If you are an empty nester or soon to be one, your relationship with your grown children should be a number one priority. After all, you don’t see them all the time, as they are on their own or out of the house. Your children are becoming responsible adults, and your guidance and support may not be as needed or as necessary as before, yet your caring and concern still counts.
You are still their parents and therefore, you want the best for them. However, there are boundaries that need to be set so that your children do not overstep the limits of your help and become abusive and manipulative. You want to establish the line between suggestions, authority, choice and decision-making. Therefore, as the parent, you have a new role to help your grown children establish their own identity, prioritize their needs and prepare themselves for financial and emotional independence.
Always be aware of the areas that may cause conflict between you and them. Here are the areas in question:
1. Misunderstandings due to poor communication
2. Values and lifestyle differences
3. The way grandchildren are being raised
4. Overall conduct
5. Religious and political conflicts
6. Grudges and hurt from the past
7. Spending habits
Love and respect are always an important focus at this time.

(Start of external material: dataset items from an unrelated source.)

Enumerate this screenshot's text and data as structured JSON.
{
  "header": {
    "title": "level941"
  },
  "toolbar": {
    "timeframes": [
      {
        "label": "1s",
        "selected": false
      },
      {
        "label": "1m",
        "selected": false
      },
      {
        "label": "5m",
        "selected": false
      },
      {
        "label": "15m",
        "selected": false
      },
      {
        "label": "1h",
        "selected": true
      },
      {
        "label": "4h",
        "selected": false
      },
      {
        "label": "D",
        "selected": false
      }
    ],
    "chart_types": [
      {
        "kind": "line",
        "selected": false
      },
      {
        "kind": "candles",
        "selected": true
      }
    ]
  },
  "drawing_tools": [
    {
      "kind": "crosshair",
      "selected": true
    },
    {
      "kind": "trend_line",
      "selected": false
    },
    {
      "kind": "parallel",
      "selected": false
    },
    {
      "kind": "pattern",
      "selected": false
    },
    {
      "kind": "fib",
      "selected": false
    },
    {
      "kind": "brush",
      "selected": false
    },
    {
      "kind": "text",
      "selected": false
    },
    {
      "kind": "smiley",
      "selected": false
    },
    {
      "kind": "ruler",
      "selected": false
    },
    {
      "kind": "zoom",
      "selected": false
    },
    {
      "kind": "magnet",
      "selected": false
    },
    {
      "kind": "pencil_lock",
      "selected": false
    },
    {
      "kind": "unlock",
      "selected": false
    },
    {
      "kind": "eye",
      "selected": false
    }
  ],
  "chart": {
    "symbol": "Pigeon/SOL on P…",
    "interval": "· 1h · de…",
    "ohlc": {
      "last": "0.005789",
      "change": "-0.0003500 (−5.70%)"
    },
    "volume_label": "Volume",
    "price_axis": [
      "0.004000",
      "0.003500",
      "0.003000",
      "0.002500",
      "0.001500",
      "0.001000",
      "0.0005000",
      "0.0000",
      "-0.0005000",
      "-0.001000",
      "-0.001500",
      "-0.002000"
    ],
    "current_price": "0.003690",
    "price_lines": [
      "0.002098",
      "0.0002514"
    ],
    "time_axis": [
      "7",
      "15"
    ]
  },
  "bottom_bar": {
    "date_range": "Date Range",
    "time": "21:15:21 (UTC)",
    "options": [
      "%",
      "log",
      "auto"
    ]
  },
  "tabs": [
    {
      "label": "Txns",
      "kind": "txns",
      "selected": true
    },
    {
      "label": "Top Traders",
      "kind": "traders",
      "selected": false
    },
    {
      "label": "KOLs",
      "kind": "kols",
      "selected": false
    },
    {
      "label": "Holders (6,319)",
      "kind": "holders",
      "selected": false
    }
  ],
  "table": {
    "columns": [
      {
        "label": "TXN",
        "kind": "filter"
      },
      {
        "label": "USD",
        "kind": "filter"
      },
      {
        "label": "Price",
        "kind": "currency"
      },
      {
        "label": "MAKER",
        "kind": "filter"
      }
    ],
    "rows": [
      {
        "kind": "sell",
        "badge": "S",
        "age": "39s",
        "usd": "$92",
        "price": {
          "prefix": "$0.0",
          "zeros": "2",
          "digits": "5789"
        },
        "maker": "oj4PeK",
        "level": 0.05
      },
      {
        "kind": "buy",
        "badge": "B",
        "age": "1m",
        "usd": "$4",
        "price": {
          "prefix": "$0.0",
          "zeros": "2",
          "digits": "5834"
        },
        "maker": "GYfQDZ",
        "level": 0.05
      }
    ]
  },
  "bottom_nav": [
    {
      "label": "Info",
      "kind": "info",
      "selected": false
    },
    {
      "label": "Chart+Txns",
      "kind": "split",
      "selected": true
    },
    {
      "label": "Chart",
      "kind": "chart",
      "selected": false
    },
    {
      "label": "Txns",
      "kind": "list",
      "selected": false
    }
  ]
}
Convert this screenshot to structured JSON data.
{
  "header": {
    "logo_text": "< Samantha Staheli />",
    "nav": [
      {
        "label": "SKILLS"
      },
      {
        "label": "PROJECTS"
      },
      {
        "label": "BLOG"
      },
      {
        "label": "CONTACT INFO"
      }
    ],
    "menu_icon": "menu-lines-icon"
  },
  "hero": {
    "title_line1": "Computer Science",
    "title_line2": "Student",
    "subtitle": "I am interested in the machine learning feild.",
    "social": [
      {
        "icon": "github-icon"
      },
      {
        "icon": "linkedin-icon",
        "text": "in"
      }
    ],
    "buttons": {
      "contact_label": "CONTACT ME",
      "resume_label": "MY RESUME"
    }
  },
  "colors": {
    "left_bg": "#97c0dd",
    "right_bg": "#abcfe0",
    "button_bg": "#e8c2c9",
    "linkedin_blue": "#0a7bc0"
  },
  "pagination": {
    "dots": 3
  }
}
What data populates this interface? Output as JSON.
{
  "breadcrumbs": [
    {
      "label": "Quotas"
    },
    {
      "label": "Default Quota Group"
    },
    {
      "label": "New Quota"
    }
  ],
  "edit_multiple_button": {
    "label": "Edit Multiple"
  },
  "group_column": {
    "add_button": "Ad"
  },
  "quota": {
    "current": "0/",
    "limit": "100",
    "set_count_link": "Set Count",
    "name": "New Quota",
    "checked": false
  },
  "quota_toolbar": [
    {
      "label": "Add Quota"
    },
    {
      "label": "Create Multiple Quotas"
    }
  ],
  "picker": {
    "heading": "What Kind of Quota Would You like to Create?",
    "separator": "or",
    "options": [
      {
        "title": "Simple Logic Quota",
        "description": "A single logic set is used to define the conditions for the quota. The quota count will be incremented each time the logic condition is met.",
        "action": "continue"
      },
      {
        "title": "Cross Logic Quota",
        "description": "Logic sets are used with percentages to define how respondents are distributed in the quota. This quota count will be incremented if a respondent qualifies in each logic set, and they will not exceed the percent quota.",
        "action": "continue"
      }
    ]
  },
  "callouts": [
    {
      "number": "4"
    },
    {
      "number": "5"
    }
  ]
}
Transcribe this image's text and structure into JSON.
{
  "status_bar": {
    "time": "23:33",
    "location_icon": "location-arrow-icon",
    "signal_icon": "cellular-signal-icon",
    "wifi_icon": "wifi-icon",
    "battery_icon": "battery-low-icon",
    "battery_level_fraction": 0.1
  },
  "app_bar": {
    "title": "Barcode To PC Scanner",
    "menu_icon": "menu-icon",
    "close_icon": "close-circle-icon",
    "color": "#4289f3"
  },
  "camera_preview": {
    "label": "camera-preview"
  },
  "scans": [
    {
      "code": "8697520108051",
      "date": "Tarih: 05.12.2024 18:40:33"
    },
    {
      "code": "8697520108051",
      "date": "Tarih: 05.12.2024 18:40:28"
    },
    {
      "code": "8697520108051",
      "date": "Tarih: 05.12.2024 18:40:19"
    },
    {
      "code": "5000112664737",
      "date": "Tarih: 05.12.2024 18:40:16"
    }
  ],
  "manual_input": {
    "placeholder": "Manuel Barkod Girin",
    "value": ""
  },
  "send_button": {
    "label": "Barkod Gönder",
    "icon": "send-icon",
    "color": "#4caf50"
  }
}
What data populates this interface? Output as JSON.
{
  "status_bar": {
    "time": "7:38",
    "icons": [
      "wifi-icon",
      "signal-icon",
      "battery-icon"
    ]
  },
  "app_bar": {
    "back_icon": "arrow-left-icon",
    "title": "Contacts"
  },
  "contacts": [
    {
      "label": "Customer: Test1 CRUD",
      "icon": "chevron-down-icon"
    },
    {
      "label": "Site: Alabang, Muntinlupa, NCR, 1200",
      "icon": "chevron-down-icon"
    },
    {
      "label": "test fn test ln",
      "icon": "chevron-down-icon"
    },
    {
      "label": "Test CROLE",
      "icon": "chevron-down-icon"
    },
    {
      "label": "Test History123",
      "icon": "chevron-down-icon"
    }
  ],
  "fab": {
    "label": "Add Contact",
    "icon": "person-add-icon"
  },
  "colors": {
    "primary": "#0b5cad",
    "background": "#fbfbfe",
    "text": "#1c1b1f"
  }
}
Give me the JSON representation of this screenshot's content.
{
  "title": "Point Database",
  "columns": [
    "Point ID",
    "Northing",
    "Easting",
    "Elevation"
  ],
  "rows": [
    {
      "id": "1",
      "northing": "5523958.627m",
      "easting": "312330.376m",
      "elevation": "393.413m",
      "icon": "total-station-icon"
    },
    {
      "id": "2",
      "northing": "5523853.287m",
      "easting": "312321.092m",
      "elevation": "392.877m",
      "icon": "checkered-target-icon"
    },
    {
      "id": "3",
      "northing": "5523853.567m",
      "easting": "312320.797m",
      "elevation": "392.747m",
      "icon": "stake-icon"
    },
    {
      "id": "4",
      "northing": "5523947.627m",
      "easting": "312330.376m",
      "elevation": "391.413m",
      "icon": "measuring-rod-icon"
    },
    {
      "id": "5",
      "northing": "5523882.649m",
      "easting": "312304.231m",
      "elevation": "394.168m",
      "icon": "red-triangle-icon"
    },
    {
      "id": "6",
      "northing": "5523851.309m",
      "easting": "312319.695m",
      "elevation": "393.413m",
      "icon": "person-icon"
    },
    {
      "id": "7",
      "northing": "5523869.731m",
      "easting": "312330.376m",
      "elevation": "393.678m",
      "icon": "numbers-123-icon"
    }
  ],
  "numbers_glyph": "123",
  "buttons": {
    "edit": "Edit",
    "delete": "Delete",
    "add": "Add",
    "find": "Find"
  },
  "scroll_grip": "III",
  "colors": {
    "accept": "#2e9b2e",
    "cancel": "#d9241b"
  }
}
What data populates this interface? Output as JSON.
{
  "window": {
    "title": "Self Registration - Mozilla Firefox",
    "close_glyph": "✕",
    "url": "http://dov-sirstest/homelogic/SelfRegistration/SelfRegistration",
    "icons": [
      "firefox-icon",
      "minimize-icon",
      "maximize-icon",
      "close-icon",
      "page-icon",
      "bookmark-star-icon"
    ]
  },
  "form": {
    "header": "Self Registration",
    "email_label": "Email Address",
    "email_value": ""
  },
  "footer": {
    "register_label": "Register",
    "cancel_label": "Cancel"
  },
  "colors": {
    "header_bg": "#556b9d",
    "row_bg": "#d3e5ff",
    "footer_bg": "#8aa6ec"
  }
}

After all, your children are now adults who no longer need to be disciplined, but rather need to have open and honest communication with you to assure that a healthy, strong relationship continues.
It’s hard to see your children struggle and it’s even harder to lose the close connections you had when they were small. Respect your adult children enough to listen to what they have to say. Don’t try to fix things; just be there and listen impartially, unless they ask for your opinion. Then share with honesty and sincerity.
The relationship you have with your adult children is only as good as the effort you put into it. Give it your all and you will maintain a healthy friendship that will last a lifetime.